A larger percentage of patients who had received primary surgery were older than 57 years than in the radiotherapy group (56.9% vs 41.7%). A total of 53.3% of patients had received a feeding tube during treatment, but very few needed it long term (4.3%).
Of note, patients who did not have a college degree were more likely to have worse core MDASI scores (β, 0.8; 95% CI, 0.3-1.4), head and neck MDASI scores (β, 0.7; 95% CI, 0.2-1.3), and interference MDASI scores (β, 0.8; 95% CI, 0.2-1.5). Worse MDASI scores were also reported in patients who had received cisplatin (β, 0.9; 95% CI, 0.0-1.8) or who had a primary tumor on the base of their tongue (β, 0.7; 95% CI, 0.1-1.3).

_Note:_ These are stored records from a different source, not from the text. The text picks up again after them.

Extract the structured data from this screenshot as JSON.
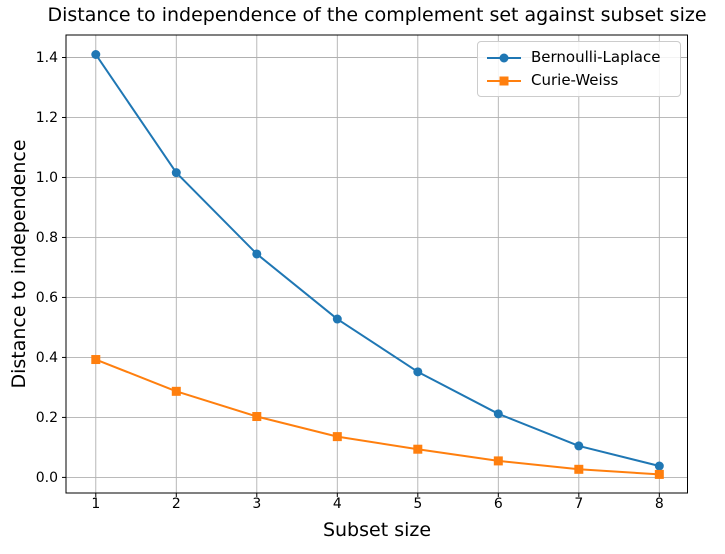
{
  "chart_data": {
    "type": "line",
    "title": "Distance to independence of the complement set against subset size",
    "xlabel": "Subset size",
    "ylabel": "Distance to independence",
    "x": [
      1,
      2,
      3,
      4,
      5,
      6,
      7,
      8
    ],
    "series": [
      {
        "name": "Bernoulli-Laplace",
        "color": "#1f77b4",
        "marker": "circle",
        "values": [
          1.41,
          1.016,
          0.745,
          0.528,
          0.352,
          0.212,
          0.105,
          0.038
        ]
      },
      {
        "name": "Curie-Weiss",
        "color": "#ff7f0e",
        "marker": "square",
        "values": [
          0.393,
          0.287,
          0.203,
          0.136,
          0.094,
          0.055,
          0.027,
          0.01
        ]
      }
    ],
    "xticks": [
      1,
      2,
      3,
      4,
      5,
      6,
      7,
      8
    ],
    "xtick_labels": [
      "1",
      "2",
      "3",
      "4",
      "5",
      "6",
      "7",
      "8"
    ],
    "yticks": [
      0.0,
      0.2,
      0.4,
      0.6,
      0.8,
      1.0,
      1.2,
      1.4
    ],
    "ytick_labels": [
      "0.0",
      "0.2",
      "0.4",
      "0.6",
      "0.8",
      "1.0",
      "1.2",
      "1.4"
    ],
    "xlim": [
      0.63,
      8.35
    ],
    "ylim": [
      -0.052,
      1.475
    ],
    "grid": true,
    "legend_position": "upper right",
    "colors": {
      "grid": "#b0b0b0",
      "spine": "#000000",
      "background": "#ffffff"
    }
  }
}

A multivariable regression of the NDII findings demonstrated that patients had worse NDII scores if they had less education (β, −6.6; 95% CI, −11.2 to −2.0), lower income (β, −5.0; 95% CI, −9.8 to −0.1), current feeding tube use (β, −35.0; 95% CI, −50.3 to −19.8), Hispanic ethnicity (β, −9.5; 95% CI, −18.2 to −0.7), or identified as other ethnicity (β, −26.2; 95% CI, −52.2 to −0.1).
Similarly, a multivariable regression model of the EAR findings showed that patients were more likely to have lower EAR scores if they were male, had lower income (β, −11.1; 95% CI, −17.4 to −4.8), or had past feeding tube use (β, −8.7; 95% CI, −14.9 to −2.5). They were also likely to have worse EAR scores if they had prior treatment with cisplatin (β, −9.6; 95%CI, −18.7 to −0.6).These findings remained consistent in a sensitivity analysis.